There are clear differences in both seasons between the load shapes of PV and non-PV customers. PV customers generate excess power during the middle of the day such that their net load drops below the axis and becomes a negative number. The resulting load shape is sometimes referred to as the duck curve.
On a customer-by-customer basis, there is variation in size and shape, but the results are largely consistent with those shown above. Load shapes of six individual customers are shown in Figure Five.
See Figure Five.
System Load Shapes
There is no direct way to measure the generation of electricity by PV customers since they were served by a single meter and their generation occurs behind the meter. However, their power generation can be imputed by comparing their net load before and after the installation of the PV system, assuming the installation did not correspond with any other changes in gross load.
What we observe is that PV power generation peaks between 1 and 2 p.m. This does not coincide with the time that the Westar system peaks, which is between 5 and 6 p.m. At that time, PV power generation has dropped to forty-eight percent of its peak value.
Nor does it coincide with the time when the residential class peaks, which is between 6 and 7 p.m. At that time, power generation has dropped to twenty-eight percent of its peak value.
These results are shown in Figure Six.
See Figure Six.
Grid Dependency of PV Customers
Some have argued that customers with distributed generation are not as dependent on the grid as non-DG customers. However, we find that the installation of PV does not make customers independent from the grid.

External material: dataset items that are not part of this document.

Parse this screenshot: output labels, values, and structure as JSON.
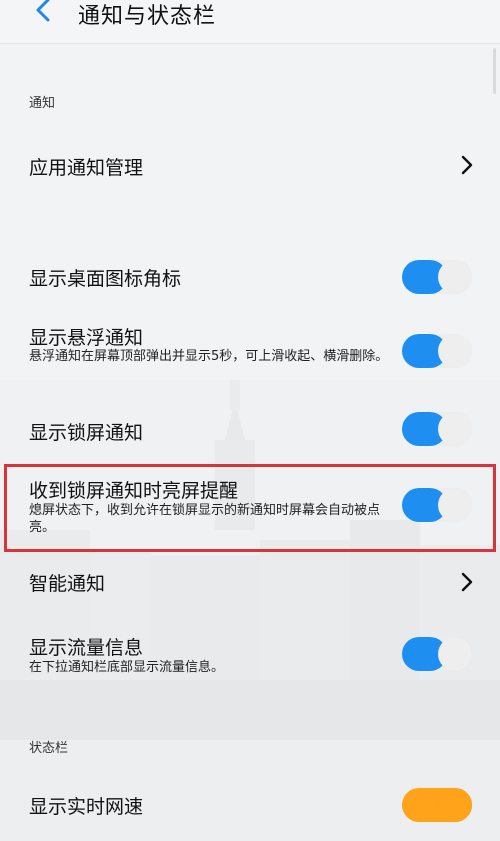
{
  "header": {
    "title": "通知与状态栏"
  },
  "sections": {
    "notifications": "通知",
    "status_bar": "状态栏"
  },
  "rows": {
    "app_notify": {
      "title": "应用通知管理"
    },
    "badge": {
      "title": "显示桌面图标角标",
      "on": true
    },
    "float": {
      "title": "显示悬浮通知",
      "desc": "悬浮通知在屏幕顶部弹出并显示5秒，可上滑收起、横滑删除。",
      "on": true
    },
    "lock": {
      "title": "显示锁屏通知",
      "on": true
    },
    "wake": {
      "title": "收到锁屏通知时亮屏提醒",
      "desc": "熄屏状态下，收到允许在锁屏显示的新通知时屏幕会自动被点亮。",
      "on": true
    },
    "smart": {
      "title": "智能通知"
    },
    "traffic": {
      "title": "显示流量信息",
      "desc": "在下拉通知栏底部显示流量信息。",
      "on": true
    },
    "speed": {
      "title": "显示实时网速",
      "on": true
    }
  },
  "colors": {
    "toggle_on": "#1e8ff0",
    "toggle_on_orange": "#ffa31a",
    "highlight": "#d9343a",
    "back_arrow": "#1f86ee"
  }
}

After installation of DG, customers are still reliant on the grid for 99.2 percent of fifteen-minute intervals, when power is flowing either to the customer or from the customer back to the grid.
This number may be understated, because some customers had missing data for several days or even months. After removing customer-months without load data for the full month, we find that customers are relying on the grid 99.8 percent of the time.
Conclusions
We find that the installation of rooftop PV systems by residential customers yields a load profile that is remarkably different from that of the non-PV customers, justifying the creation of a separate rate class for PV customers.
On average, they have the “duck curve” shape whereas the non-PV customers have a humped-camel shape. Most individual customers within the DG sample followed the same patterns as observed in the average load shapes of DG customers.
After DG installation, customers reduced their monthly energy consumption by forty-nine percent in the summer, but only reduced their peak demand by 4.9 percent during the same months, resulting in a significantly lower load factor. Our results show that the load shapes of PV customers are significantly different from non-PV customers, and that most of the difference is directly caused by the installation of PV.
Our findings dispel some of the myths surrounding the impact of residential PV installations, as currently deployed, on system peak. They suggest that achieving peak reduction via residential PV systems will require more targeted deployments, if it is possible to realize any reduction in peak demand.
For mass market customers overall, though, our findings suggest that utilities and regulatory commissions should seriously consider creating a separate rate class and/or adding a demand charge dimension to rates.